2006年5月10日

犬と暮らす家とは

ペット共生住宅とはなにか?

世間では「ペット共生住宅」という言葉が何か特別なものを意味するかのように一人歩きしていますが、どんな家だって犬や猫が家の中に居れば「共生」することになるのだから、とりたてて騒ぐほどのことではないのかもしれません。 とはいうものの私自身「犬と暮らす家」を専門に設計しているわけで、「共生」については正確に述べる必要があるでしょう。

犬は昔から人の側にいて仕事をしてきました。彼らは今も変わらず仕事をしたがっているのですが、人間が彼らに求めるものが変化してしまいました。伴侶動物として人の側に居て欲しいと強く望まれるようになったのです。 どのように側に居て欲しいのかは各家族によって違います。そして犬にとっての家族(=群)の構成員は、ほとんどが人間なわけですから、客観的に見ると、私たちは彼らの精神に大きな影響を与えていると言えるでしょう。 もちろん生活の場である家もその要素になります。
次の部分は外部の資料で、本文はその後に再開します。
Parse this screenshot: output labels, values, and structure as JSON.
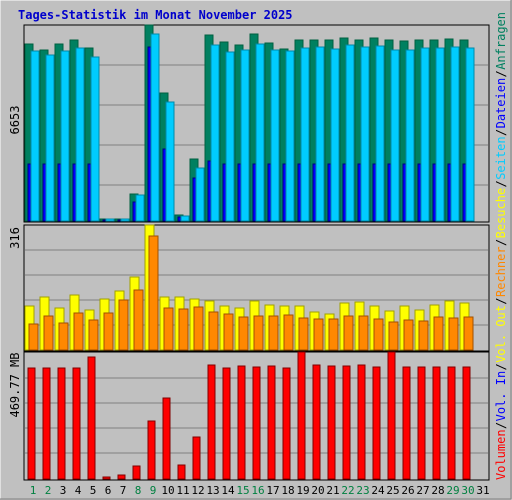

犬は犬の生活を勝手に送っているわけではなく、依存するそれぞれの飼い主の影響を受けながら生活しています。 飼い主が機会を持って促さないと子犬は十分な社会化期を過ごすことができませんし、人間のように自主的な社会参加を通して規範的な行動を自覚することもありません。

飼い主が最後まで全てにおいて責任を持って共に生きなければならない。故に「共生」なのです。

私は「犬を取り込んでしまった家族」の「共生の状況」を正確に把握することが、「犬と暮らす家」を設計する際のプロセスになると考えています。 つまり、犬を対象とした「ペット共生住宅」とは犬用の設備や特別な建材を用いた「箱」のことではなく、「新しい家族形態」に対応できる住宅のことなのです。